Dengan memanfaatkan sampah plastik siswa-siswi di SMAK Santo Yoseph Sangatta berhasil membuat kreasi pakaian adat tradisional dari berbagai daerah di Indonesia. Kemudian berbagai variasi busana tersebut di dipamerkan oleh para siswa, yang berlenggak lenggok di pelataran sekolah, lengkap dengan penontonnya.
Walaupun bahan baku busana berasal dari barang bekas, para siswa tampil dengan sangat percaya diri.
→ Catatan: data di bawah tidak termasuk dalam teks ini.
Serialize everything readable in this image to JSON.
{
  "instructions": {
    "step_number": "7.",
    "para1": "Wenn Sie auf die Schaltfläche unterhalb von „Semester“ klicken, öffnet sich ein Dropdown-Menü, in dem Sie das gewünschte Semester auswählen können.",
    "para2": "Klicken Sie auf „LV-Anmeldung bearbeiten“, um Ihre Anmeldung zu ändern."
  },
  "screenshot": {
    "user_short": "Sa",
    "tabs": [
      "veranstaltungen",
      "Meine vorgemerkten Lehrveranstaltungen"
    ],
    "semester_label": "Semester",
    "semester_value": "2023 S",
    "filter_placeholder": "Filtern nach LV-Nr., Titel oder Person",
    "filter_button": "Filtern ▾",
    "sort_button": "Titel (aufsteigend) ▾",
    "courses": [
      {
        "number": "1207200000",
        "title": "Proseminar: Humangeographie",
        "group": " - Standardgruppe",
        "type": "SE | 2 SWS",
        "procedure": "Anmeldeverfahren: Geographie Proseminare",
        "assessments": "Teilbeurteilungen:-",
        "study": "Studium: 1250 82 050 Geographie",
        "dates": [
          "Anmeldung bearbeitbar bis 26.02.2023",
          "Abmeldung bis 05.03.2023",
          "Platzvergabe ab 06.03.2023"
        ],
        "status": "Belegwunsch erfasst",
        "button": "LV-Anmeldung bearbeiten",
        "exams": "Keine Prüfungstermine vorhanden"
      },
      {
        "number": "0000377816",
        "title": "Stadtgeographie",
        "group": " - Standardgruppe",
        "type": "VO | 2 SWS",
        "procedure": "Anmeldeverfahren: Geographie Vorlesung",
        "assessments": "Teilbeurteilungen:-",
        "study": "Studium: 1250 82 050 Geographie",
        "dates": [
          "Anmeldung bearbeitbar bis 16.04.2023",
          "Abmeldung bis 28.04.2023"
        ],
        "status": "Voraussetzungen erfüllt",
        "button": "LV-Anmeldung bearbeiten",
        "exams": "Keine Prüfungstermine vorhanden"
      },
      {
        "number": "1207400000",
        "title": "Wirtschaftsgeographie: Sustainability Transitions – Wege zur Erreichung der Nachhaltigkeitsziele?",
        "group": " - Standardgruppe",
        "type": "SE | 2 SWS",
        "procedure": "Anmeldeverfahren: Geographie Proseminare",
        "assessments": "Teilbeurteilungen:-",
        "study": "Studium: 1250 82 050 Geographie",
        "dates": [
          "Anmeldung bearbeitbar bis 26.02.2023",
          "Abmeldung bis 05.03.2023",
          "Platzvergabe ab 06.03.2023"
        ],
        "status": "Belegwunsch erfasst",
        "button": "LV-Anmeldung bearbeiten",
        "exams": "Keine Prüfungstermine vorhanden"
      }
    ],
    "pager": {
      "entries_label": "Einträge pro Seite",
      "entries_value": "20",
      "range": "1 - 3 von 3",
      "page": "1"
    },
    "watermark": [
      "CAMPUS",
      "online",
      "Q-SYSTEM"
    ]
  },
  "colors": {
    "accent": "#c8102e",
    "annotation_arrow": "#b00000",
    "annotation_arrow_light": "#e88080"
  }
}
Dari beberapa model terlihat dari dua orang siswa dan siswi memakai pakaian dengan dasar hitam dilengkapi dengan corak bunga dan mahkota emas di kepala menambah kesan unik pakaian tersebut.
Diketahui kedua pelajar itu tidak lain Bernadeta dan Yolisio yang memakai pakaian adat Pulau Flores Indonesia.
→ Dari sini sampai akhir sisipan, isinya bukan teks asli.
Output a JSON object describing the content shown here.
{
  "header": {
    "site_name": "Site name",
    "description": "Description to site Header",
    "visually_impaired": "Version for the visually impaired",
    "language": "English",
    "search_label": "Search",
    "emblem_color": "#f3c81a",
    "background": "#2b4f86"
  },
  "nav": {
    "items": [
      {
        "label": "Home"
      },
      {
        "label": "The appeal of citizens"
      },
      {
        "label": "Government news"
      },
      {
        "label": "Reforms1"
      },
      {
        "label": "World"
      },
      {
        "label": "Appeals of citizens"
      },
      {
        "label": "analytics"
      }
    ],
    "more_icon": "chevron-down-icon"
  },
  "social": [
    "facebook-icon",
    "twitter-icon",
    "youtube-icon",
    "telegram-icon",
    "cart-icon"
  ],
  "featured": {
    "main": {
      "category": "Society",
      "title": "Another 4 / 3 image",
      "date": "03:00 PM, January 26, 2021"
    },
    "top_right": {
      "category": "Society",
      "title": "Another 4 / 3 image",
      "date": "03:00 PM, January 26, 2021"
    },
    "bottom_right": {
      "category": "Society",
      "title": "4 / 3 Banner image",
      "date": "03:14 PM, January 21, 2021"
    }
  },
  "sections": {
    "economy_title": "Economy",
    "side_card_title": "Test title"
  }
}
Bernadeta mengucapkan apresiasi dan terimakasih kepada SMAK Santo Yoseph Sangatta atas pembelajaran melalui program P5 sehingga mendorong daya pikir dan kreativitas kelompoknya sehingga bisa menampilkan karya terbaik pakaian adat yang dipakai dibuat dari sampah plastik.
“Pembelajaran seperti ini mengajarkan kami anak muda atau remaja-remaja untuk bisa mendaur ulang barang bekas bisa dikemas menjadi karya seperti ini (baju adat) atau barang lain,” katanya.

Tak hanya itu, Bernadeta mengutarakan pesannya jika untuk menggapai sesuatu dalam kelompok, diperlukan kekompakan atau gotong-royong dan tak seharusnya dibebankan kepada individu ataupun beberapa orang saja.
Anak muda yang kompak bisa menyelesaikan masalah dan menemukan solusi baru untuk mengejar kepentingan bersama. Hal ini menjadi tantangan dirinya bersama kelompok dalam menampilkan karya P5.
Sementara I Ketut Suyatre Kepala Sekolah SMAK Santo Yoseph Sangatta mengatakan fashion show pakaian adat merupakan
puncak pelaksanaan Proyek Penguatan Profil Pelajar Pancasila (P5) dengan tema “Bhineka Tunggal Ika” dengan proyek membuat pakaian adat dari berbagai suku menggunakan barang bekas.
“Harapannya adalah anak-anak bisa menumbuhkan kreativitasnya dan proses ini bagian dari membentuk diri menjadi orang yang tangguh menghadapi tantangan kedepan,” pungkasnya.